Porque el marido es cabeza de la mujer, así como Cristo es cabeza de la iglesia, la cual es su cuerpo, y él es su Salvador.
Efesios 5: 23
A la mayoría de los hombres le gusta esta declaración, porque aparentemente da una idea de autoridad y dominio sobre la mujer, ¿pero qué quería decir Pablo en realidad?
En el mundo occidental, ser cabeza es ser el que manda, el que tiene la autoridad, la persona que decide lo que se va a hacer y cómo se va a hacer. Dicho de otra manera, el que tiene la última palabra. Sin embargo, las enseñanzas de Jesús en Mateo 18 son radicalmente diferentes.
Jesús enseñó que los gobernantes de las naciones se enseñorean sobre los demás y ejercen su autoridad, pero que entre los cristianos no sería así; más bien, el que quiera ser la cabeza o el primero tendría que ser el servidor, lo que implica que tendría que ser el primero en servir, la cabeza para servir.
En la cultura que conozco, el primero es el que se sienta en la mesa para ser servido, el que ocupa los mejores lugares, el que puede llegar tarde y todo mundo le sonríe y el que no hace fila para recibir un beneficio. En el hogar es el que decide todo lo que la familia va a realizar.
Sin embargo, el apóstol Pablo insta a los esposos a ser la cabeza en la filosofía cristiana: que sean los primeros en servir, los primeros en levantarse para ceder el asiento, los primeros en quedar de último para que los demás sean servidos, el primero en reconocer la valía de la mujer y en darle el lugar que merece y el primero en protegerla, cuidarla, ayudarla, respetarla y por supuesto amarla.
Es normal que se tenga una buena mujer cuando el marido la trata como si fuera su sierva. Ella, a su vez, corresponde a esa gratitud siendo una esposa amante, respetuosa, humilde, sumisa y obediente porque sabe que su compañero jamás haría algo para lastimarla y porque sabe que él es la cabeza y que eso significa que la va a cuidar.

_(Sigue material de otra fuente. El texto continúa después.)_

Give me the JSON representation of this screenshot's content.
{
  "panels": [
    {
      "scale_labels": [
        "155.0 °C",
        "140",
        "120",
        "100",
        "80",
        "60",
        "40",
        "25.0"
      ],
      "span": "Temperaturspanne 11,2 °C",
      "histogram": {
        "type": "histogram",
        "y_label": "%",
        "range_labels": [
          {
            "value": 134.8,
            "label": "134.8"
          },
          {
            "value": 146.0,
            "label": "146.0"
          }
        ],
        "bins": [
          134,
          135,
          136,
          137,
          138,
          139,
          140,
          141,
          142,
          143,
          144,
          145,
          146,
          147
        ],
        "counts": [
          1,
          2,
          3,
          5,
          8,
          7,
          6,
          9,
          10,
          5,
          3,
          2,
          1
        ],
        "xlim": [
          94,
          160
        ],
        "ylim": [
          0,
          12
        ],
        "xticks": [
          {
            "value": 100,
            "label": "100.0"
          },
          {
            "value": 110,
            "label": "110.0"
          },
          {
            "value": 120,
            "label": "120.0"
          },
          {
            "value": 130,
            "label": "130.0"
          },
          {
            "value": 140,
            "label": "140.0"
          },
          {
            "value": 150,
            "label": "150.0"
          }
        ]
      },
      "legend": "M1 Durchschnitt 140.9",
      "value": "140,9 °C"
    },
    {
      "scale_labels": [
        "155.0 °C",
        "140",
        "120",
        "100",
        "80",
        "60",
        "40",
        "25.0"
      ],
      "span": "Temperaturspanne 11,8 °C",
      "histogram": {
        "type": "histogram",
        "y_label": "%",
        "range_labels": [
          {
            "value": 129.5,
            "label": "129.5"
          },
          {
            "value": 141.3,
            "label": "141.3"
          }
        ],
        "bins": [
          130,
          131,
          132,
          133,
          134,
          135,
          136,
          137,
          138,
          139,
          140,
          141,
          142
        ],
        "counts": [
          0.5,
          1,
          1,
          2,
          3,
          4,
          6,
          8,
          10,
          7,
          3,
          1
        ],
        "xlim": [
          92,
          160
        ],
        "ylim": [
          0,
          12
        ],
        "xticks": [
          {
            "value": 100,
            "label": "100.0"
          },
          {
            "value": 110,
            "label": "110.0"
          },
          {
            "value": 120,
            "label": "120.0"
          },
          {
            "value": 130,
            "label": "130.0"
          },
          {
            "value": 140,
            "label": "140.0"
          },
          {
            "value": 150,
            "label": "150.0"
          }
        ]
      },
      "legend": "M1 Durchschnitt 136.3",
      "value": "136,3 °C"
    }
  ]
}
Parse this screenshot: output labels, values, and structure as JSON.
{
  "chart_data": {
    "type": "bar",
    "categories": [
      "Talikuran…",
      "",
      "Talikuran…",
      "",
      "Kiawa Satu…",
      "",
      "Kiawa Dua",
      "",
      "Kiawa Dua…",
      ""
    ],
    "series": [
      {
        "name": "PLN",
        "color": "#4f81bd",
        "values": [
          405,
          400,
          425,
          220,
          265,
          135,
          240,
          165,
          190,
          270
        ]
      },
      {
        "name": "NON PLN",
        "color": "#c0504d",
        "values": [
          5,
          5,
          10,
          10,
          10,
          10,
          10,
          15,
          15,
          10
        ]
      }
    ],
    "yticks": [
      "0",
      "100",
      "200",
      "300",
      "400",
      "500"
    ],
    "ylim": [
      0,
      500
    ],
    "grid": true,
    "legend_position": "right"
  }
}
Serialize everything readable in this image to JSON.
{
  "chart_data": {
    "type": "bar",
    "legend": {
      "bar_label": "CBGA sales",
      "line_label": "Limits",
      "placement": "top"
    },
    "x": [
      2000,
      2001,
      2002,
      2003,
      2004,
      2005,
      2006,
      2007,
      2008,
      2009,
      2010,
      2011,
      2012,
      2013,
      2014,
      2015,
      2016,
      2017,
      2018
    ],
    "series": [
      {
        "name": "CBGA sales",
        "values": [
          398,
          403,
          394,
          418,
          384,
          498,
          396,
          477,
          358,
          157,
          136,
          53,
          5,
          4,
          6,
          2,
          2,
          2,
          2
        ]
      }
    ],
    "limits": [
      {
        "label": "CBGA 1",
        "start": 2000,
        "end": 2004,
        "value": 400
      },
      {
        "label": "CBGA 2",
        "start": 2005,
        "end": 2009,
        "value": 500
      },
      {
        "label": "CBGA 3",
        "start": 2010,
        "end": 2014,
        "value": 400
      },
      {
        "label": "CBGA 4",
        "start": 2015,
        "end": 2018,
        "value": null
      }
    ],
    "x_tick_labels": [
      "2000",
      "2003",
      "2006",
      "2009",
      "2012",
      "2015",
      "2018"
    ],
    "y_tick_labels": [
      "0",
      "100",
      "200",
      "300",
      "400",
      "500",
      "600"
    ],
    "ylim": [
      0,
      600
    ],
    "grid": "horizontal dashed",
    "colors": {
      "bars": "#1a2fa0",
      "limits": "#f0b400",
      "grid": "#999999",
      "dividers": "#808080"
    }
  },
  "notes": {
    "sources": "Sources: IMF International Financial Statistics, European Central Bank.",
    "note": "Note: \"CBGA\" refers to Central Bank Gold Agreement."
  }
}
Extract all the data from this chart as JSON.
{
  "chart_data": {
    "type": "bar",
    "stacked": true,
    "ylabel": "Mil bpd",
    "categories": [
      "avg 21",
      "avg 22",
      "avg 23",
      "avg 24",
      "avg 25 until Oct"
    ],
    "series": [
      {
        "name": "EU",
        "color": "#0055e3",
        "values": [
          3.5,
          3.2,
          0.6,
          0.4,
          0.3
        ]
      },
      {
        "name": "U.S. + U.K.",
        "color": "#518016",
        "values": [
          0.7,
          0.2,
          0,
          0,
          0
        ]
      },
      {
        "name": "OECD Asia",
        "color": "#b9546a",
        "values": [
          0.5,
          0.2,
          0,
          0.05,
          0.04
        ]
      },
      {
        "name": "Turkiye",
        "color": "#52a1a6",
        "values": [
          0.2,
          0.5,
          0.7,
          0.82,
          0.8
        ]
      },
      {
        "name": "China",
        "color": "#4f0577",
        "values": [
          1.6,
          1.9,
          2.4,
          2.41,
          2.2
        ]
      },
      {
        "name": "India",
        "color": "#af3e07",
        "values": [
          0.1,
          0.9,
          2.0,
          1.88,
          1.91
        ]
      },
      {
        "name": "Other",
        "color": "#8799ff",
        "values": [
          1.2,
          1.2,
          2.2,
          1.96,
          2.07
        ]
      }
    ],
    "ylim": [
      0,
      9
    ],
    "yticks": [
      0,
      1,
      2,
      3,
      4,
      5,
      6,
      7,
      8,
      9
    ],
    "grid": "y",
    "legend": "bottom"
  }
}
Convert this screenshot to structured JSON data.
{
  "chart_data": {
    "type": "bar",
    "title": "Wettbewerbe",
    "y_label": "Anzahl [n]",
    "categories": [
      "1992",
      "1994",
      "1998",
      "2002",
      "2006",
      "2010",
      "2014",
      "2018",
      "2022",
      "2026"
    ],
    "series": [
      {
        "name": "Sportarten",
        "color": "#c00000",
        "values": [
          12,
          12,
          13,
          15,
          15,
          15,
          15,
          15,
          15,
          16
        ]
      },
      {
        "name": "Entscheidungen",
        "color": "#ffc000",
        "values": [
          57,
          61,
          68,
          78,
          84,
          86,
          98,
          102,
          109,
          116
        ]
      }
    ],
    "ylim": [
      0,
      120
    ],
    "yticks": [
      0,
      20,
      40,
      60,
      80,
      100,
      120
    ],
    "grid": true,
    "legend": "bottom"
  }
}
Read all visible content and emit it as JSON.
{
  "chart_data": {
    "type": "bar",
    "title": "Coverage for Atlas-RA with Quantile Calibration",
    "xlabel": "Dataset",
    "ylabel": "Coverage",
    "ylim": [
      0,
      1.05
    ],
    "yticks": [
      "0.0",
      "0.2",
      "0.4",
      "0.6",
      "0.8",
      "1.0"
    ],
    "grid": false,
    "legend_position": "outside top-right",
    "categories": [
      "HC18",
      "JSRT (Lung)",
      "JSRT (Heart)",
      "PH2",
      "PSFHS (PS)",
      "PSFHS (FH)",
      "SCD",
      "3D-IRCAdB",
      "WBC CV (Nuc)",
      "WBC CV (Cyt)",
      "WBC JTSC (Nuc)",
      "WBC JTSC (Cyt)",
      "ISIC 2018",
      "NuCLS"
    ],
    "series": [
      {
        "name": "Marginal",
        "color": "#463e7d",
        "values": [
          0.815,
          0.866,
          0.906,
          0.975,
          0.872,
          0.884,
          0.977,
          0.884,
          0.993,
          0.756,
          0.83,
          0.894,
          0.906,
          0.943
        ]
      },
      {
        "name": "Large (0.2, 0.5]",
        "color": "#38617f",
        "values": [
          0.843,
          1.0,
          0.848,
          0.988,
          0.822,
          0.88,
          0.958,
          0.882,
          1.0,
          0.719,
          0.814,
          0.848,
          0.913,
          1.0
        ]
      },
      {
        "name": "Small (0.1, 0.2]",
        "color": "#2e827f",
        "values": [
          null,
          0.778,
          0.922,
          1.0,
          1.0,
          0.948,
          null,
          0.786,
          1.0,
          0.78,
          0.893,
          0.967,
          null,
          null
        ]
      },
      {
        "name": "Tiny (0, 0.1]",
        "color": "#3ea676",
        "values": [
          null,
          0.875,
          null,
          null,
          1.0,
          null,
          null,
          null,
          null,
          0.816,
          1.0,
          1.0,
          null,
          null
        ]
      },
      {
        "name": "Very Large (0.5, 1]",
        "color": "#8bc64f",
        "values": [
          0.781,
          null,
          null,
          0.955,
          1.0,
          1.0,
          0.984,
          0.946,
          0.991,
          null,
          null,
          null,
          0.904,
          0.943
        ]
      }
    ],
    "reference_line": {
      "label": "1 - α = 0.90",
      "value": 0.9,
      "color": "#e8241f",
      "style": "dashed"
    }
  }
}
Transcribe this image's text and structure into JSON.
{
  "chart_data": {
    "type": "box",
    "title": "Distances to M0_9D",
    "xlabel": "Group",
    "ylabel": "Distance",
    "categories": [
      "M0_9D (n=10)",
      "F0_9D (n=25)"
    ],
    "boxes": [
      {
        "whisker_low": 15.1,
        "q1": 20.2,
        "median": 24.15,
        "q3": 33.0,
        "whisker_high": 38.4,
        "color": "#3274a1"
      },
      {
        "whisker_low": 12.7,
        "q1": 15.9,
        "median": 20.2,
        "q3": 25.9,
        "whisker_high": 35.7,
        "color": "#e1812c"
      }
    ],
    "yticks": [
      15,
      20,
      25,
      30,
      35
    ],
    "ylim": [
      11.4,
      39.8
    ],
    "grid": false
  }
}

Mi querido amigo, te invito a ser la cabeza de tu hogar de acuerdo con la filosofía de Jesús. Seguramente verás que al servir serás feliz. Apreciada amiga, te invito a aceptar a tu esposo como la cabeza, sabiendo que lo único que quiere es tu bien y el bien de tus hijos.
Después de todo, Jesús es la cabeza del hogar y de él todos pueden aprender lo que significa servir y amar de verdad, porque todo es por su gracia.